Using clinical, molecular, and radiomic markers researchers have built a clinically relevant model to help predict if CAR T-cell therapies are likely to extend the lives of high-grade glioma (HGG) patients. Data has been presented from a Phase I clinical trial on 60 HGG patients, who underwent surgical resection and CAR T- cell administration in the resected cavity. The researchers obtained baseline data points from patients before surgery and CAR T- cell treatment, aiming to identify the biological features that could be incorporated into a model predictive of their survival. The researchers claim "we have developed an explainable machine learning model to predict overall survival for high-grade glioma patients treated with CAR T-cell therapy."
Noxxon, a biotechnology company focused on improving cancer treatments by targeting the tumour microenvironment, has announced positive results from the second cohort in its Phase 1/2 study of NOX-A12 in combination with radiotherapy in patients with glioblastoma.
The UK pharmaceutical company Evgen Pharma PLC says that it has made further progress on its SFX-01 drug candidate, indicating it might help metastatic breast cancer patients, and outlining further plans to test it on glioblastoma
A vaccine has been seen to significantly improve survival outcome over standard-of-care treatment in patients with newly diagnosed glioblastoma. Among 57 patients who had received eight doses of AV-GBM-1, a personalized cancer vaccine, over approximately six months, the median progression-free survival was 10.4 months with AV-GBM-1 compared to the 6.9 months that had been observed with radiotherapy plus the chemotherapy temozolomide in a different study; this translated to about a 50% improvement over the established standard of care for this population.
In a new study researchers have shown that the nucleoside transporter ENT2 may offer an unexpected path to circumventing the blood-brain barrier (BBB) and enabling targeted treatment of brain tumours with a cell-penetrating anti-DNA autoantibody.
News of two clinical trials for recurrent glioblastoma next;
Firstly interim results from a Phase 0 ‘Trigger’ Trial of targeted combination therapy for glioblastoma. This is an ongoing, dual-drug Phase 0 study (NCT04391595) evaluating the tumour pharmacokinetics (PK) and tumour pharmacodynamics (PD) of abemaciclib, a selective CDK4/6-inhibitor, plus LY3214996, a selective ERK1/2 inhibitor, in recurrent glioblastoma patients.
Secondly this new clinical trial is also aimed at individuals with newly diagnosed lesions in which there is no mutation of the IDH gene – so-called “wild type” glioblastoma – as well as individuals who are experiencing a recurrence. The hope is that it’s adaptive multi-modal function will speed up how quickly discoveries can be made and new potentially efficacious drugs can be available for use.

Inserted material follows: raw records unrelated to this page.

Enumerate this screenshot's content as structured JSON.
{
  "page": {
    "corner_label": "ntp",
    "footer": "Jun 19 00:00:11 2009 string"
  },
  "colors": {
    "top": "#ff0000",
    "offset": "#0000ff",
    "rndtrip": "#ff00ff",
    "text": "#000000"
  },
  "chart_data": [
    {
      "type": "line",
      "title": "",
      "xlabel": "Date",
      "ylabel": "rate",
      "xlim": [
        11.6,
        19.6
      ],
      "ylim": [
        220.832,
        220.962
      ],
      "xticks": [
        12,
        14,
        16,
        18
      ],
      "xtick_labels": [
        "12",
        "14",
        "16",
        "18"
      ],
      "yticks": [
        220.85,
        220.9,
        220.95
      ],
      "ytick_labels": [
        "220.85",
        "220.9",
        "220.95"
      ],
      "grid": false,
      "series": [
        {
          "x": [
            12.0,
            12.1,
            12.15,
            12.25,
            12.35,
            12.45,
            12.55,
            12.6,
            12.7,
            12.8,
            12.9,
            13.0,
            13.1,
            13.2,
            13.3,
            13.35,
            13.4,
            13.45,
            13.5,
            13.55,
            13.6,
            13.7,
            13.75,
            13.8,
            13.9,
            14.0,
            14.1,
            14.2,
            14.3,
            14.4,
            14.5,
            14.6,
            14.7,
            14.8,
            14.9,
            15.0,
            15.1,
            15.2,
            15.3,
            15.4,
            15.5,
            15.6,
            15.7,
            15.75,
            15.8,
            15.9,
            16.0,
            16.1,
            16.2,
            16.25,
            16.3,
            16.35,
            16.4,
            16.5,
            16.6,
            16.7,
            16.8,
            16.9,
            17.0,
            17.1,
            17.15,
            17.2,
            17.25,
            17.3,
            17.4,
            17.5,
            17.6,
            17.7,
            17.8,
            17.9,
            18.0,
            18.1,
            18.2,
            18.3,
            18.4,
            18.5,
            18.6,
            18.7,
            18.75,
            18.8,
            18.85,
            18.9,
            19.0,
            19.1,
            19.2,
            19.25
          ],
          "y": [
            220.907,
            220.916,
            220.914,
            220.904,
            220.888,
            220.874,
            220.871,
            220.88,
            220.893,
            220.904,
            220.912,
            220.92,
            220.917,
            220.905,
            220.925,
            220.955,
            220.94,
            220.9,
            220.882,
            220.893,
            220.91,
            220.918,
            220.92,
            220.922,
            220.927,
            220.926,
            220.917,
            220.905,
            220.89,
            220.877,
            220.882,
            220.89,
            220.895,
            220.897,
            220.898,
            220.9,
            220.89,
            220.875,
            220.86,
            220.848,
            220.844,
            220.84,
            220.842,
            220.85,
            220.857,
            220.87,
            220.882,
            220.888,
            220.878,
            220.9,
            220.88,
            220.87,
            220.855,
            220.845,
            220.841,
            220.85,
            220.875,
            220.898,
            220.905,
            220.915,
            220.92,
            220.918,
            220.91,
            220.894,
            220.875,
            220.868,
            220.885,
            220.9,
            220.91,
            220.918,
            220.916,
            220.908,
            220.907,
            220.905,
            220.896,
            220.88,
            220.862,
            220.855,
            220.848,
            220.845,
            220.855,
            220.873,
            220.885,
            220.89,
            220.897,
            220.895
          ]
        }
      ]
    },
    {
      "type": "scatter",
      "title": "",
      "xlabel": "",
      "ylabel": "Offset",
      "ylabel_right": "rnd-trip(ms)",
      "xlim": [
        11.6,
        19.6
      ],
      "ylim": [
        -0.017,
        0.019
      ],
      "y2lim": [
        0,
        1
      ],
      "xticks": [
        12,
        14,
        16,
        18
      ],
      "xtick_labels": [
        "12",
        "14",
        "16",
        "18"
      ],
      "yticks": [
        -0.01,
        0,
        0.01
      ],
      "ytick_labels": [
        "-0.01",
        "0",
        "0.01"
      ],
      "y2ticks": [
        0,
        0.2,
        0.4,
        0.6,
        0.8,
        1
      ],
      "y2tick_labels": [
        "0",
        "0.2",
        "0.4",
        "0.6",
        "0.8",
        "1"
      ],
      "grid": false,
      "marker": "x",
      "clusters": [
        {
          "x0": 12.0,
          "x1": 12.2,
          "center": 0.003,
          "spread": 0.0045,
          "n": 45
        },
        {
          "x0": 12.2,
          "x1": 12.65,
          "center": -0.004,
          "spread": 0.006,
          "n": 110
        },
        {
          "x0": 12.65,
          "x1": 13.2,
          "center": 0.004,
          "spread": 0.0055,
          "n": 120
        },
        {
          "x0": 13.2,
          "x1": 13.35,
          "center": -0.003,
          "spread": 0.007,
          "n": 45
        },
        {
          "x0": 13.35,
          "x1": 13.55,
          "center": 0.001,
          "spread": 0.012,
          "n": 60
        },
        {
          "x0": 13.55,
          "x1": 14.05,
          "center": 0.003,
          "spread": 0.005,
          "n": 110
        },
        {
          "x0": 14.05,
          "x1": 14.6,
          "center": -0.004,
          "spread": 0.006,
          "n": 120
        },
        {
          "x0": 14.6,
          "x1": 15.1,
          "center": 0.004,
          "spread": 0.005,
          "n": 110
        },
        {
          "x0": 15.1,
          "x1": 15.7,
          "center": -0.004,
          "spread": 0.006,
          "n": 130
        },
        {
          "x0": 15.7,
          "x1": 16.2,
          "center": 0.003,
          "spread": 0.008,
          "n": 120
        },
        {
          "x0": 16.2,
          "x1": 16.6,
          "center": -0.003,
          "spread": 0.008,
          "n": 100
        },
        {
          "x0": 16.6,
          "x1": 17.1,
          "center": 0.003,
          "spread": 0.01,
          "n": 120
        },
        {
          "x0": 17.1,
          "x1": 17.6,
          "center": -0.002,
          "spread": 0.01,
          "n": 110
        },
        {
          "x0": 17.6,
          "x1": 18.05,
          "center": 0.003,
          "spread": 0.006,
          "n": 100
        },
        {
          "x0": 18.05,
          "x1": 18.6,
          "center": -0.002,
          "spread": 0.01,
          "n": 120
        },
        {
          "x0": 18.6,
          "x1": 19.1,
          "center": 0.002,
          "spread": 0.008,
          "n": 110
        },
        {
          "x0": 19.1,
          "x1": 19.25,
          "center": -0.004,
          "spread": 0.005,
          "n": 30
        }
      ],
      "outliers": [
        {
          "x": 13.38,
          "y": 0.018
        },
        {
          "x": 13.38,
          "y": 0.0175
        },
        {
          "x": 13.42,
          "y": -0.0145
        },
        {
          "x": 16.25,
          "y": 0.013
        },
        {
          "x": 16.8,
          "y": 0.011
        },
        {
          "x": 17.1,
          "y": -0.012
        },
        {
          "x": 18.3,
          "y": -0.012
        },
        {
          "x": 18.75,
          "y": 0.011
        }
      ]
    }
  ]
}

Finally a Latest News post from earlier this week is of interest to anyone in the research community as the charity spend for medical research falling. At Brain Tumour Research we are hugely appreciative of our campaigners and fundraisers who have responded to this turbulent year with magnificent support for our vital work but the sector wide impact of the pandemic cannot be ignored.